Scientific classification
- Kingdom: Animalia
- Phylum: Chordata
- Class: Mammalia
- Order: Rodentia
- Family: Cricetidae
- Subfamily: Neotominae
- Genus: Neotoma
- Species: N. leucodon
- Binomial name: Neotoma leucodon Merriam, 1894

= White-toothed woodrat =

- Genus: Neotoma
- Species: leucodon
- Authority: Merriam, 1894
- Conservation status: LC

Species of rodent

Neotoma leucodon is a species of rodent in the family Cricetidae. Although originally named from San Luis Potosí, Mexico, as a species by Clinton Hart Merriam, the white-toothed woodrat was long considered to be a synonym of the white-throated woodrat (Neotoma albigula). Molecular data, however, indicate the populations east of the Rio Grande in New Mexico and Trans-Pecos Texas represent a different species than morphologically similar populations west of the river.

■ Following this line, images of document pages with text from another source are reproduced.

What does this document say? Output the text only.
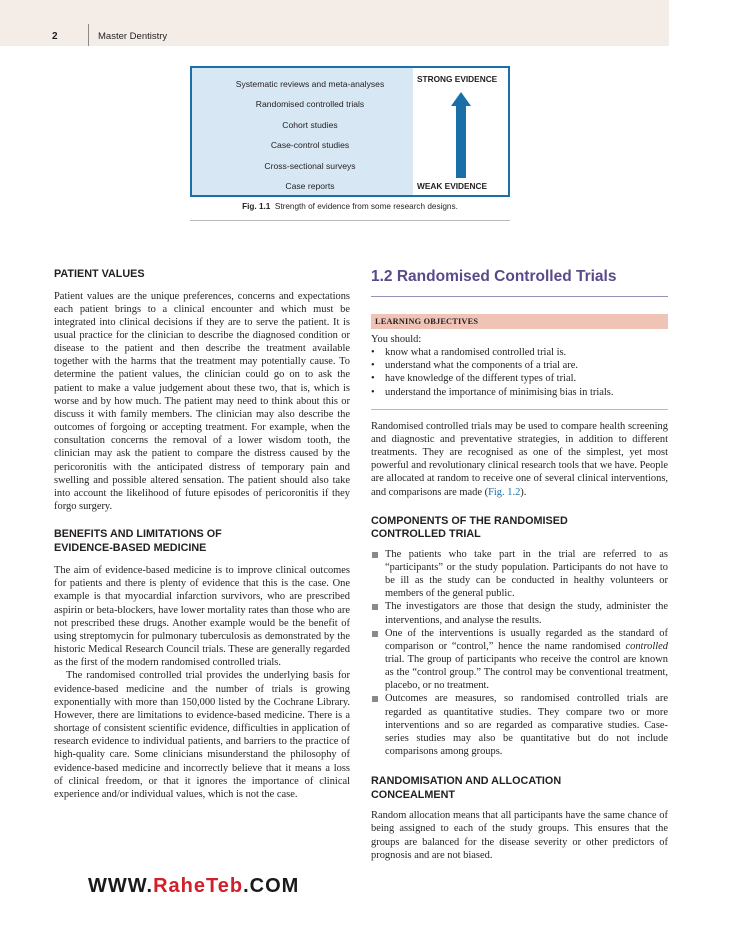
2	Master Dentistry
Systematic reviews and meta-analyses
Randomised controlled trials
Cohort studies
Case-control studies
Cross-sectional surveys
Case reports
STRONG EVIDENCE
WEAK EVIDENCE
Fig. 1.1 Strength of evidence from some research designs.
PATIENT VALUES

Patient values are the unique preferences, concerns and expectations each patient brings to a clinical encounter and which must be integrated into clinical decisions if they are to serve the patient. It is usual practice for the clinician to describe the diagnosed condition or disease to the patient and then describe the treatment available together with the harms that the treatment may potentially cause. To determine the patient values, the clinician could go on to ask the patient to make a value judgement about these two, that is, which is worse and by how much. The patient may need to think about this or discuss it with family members. The clinician may also describe the outcomes of forgoing or accepting treatment. For example, when the consultation concerns the removal of a lower wisdom tooth, the clinician may ask the patient to compare the distress caused by the pericoronitis with the anticipated distress of temporary pain and swelling and possible altered sensation. The patient should also take into account the likelihood of future episodes of pericoronitis if they forgo surgery.

BENEFITS AND LIMITATIONS OF
EVIDENCE-BASED MEDICINE

The aim of evidence-based medicine is to improve clinical outcomes for patients and there is plenty of evidence that this is the case. One example is that myocardial infarction survivors, who are prescribed aspirin or beta-blockers, have lower mortality rates than those who are not prescribed these drugs. Another example would be the benefit of using streptomycin for pulmonary tuberculosis as demonstrated by the historic Medical Research Council trials. These are generally regarded as the first of the modern randomised controlled trials.

The randomised controlled trial provides the underlying basis for evidence-based medicine and the number of trials is growing exponentially with more than 150,000 listed by the Cochrane Library. However, there are limitations to evidence-based medicine. There is a shortage of consistent scientific evidence, difficulties in application of research evidence to individual patients, and barriers to the practice of high-quality care. Some clinicians misunderstand the philosophy of evidence-based medicine and incorrectly believe that it means a loss of clinical freedom, or that it ignores the importance of clinical experience and/or individual values, which is not the case.

1.2 Randomised Controlled Trials
LEARNING OBJECTIVES

You should:

• know what a randomised controlled trial is.
• understand what the components of a trial are.
• have knowledge of the different types of trial.
• understand the importance of minimising bias in trials.

Randomised controlled trials may be used to compare health screening and diagnostic and preventative strategies, in addition to different treatments. They are recognised as one of the simplest, yet most powerful and revolutionary clinical research tools that we have. People are allocated at random to receive one of several clinical interventions, and comparisons are made (Fig. 1.2).

COMPONENTS OF THE RANDOMISED
CONTROLLED TRIAL
The patients who take part in the trial are referred to as “participants” or the study population. Participants do not have to be ill as the study can be conducted in healthy volunteers or members of the general public.
The investigators are those that design the study, administer the interventions, and analyse the results.
One of the interventions is usually regarded as the standard of comparison or “control,” hence the name randomised controlled trial. The group of participants who receive the control are known as the “control group.” The control may be conventional treatment, placebo, or no treatment.
Outcomes are measures, so randomised controlled trials are regarded as quantitative studies. They compare two or more interventions and so are regarded as comparative studies. Case-series studies may also be quantitative but do not include comparisons among groups.
RANDOMISATION AND ALLOCATION
CONCEALMENT

Random allocation means that all participants have the same chance of being assigned to each of the study groups. This ensures that the groups are balanced for the disease severity or other predictors of prognosis and are not biased.

WWW.RaheTeb.COM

The habitat preferences of the two species appear similar, with woodland to desert habitats preferred. Almost invariably, cacti, especially cholla and prickly pear (Opuntia), are present, and form an integral portion of their diets. In general, the data provided by Macedo and Mares (1988) for what was then thought to be a single species applies to both.

Similar to other woodrats, the white-toothed woodrat gathers sticks and vegetation from its environment to build elaborate dens, which offer protection from predators and from the desert heat.